SC agrees to hear plea over reservation of seats for kids of Armed Forces personnel
SC agrees to hear plea over reservation of seats for kids of Armed Forces personnel
New Delhi, The Supreme Court on Friday agreed to hear a plea against an order upholding the reservation of one per cent seats in medical courses for children of ex-servicemen and Armed Forces personnel.

A bench of Justices B R Gavai and Augustine George Masih said, "By way of ad interim order, the position as was existing prior to the dismissal of the writ petitions before the High Court shall continue to operate, until further orders."
The bench issued notice and sought responses from the state of Telangana, Centre and others on the plea within four weeks.
The petitioners challenged the Telangana High Court order on the ground that the benefit of reservation of one per cent seats was confined only to the children of personnel of Army, Navy and Air Force and it excluded the wards of Central Armed Police Force personnel.
The high court passed the order on two petitions challenging the constitutionality of the provisions of the Andhra Pradesh/Telangana Unaided Non-minority Professional Institutions Rules, 2007, and the Telangana Medical and Dental Colleges Admission Rules, 2017.
One of the pleas in the high court was filed by a petitioner, whose father had rendered services in the Border Security Force .
The petitioner had appeared in the National Eligibility cum Entrance Test 2024.
The plea before the high court said that BSF, Central Industrial Security Force, Central Reserve Police Force, Indo-Tibetan Border Police and Sashastra Seema Bal were part of the CF.
It said the rules confining the benefit of reservation of one per cent seats to children of the personnel of the Army, Navy and Air Force were "discriminatory and bad in law".
"The interesting conundrum in the instant case is whether the petitioners/children of BSF personnel are sailing in the same boat.

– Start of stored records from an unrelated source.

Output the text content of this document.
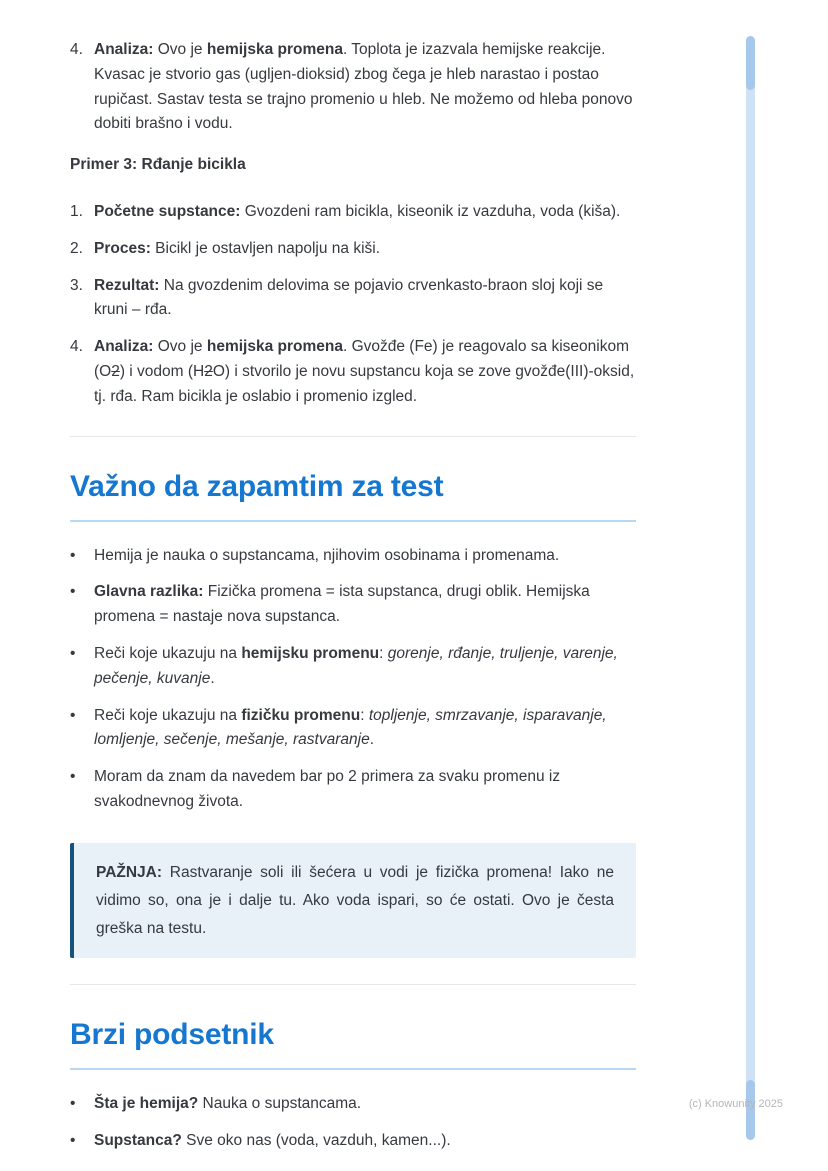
4. Analiza: Ovo je hemijska promena. Toplota je izazvala hemijske reakcije. Kvasac je stvorio gas (ugljen-dioksid) zbog čega je hleb narastao i postao rupičast. Sastav testa se trajno promenio u hleb. Ne možemo od hleba ponovo dobiti brašno i vodu.
Primer 3: Rđanje bicikla
1. Početne supstance: Gvozdeni ram bicikla, kiseonik iz vazduha, voda (kiša).
2. Proces: Bicikl je ostavljen napolju na kiši.
3. Rezultat: Na gvozdenim delovima se pojavio crvenkasto-braon sloj koji se kruni – rđa.
4. Analiza: Ovo je hemijska promena. Gvožđe (Fe) je reagovalo sa kiseonikom (O2) i vodom (H2O) i stvorilo je novu supstancu koja se zove gvožđe(III)-oksid, tj. rđa. Ram bicikla je oslabio i promenio izgled.
Važno da zapamtim za test
• Hemija je nauka o supstancama, njihovim osobinama i promenama.
• Glavna razlika: Fizička promena = ista supstanca, drugi oblik. Hemijska promena = nastaje nova supstanca.
• Reči koje ukazuju na hemijsku promenu: gorenje, rđanje, truljenje, varenje, pečenje, kuvanje.
• Reči koje ukazuju na fizičku promenu: topljenje, smrzavanje, isparavanje, lomljenje, sečenje, mešanje, rastvaranje.
• Moram da znam da navedem bar po 2 primera za svaku promenu iz svakodnevnog života.
PAŽNJA: Rastvaranje soli ili šećera u vodi je fizička promena! Iako ne vidimo so, ona je i dalje tu. Ako voda ispari, so će ostati. Ovo je česta greška na testu.
Brzi podsetnik
• Šta je hemija? Nauka o supstancama.
• Supstanca? Sve oko nas (voda, vazduh, kamen...).
(c) Knowunity 2025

In other words, whether the children of CF personnel can be treated at par with the children of Army, Navy and Air Force," the high court said.
Admittedly, the high court said, the personnel engaged by the Army, Navy and Air Force were governed by different set of Acts/Rules and their service conditions were different than the service conditions of CF personnel.
The high court said "no doubt" in certain courses in the state of Telangana, the government apart from the children of the Army, Navy and Air Force personnel, provided reservation to the children of CF personnel as well.
However, it added, "Merely because in some courses reservation is extended to both categories, neither equality between the two is established nor any enforceable right is created in favour of the present petitioners."
While dismissing the pleas, the high court held the rules not to be unconstitutional or infringing the equality clause enshrined in Article 14 of the Constitution.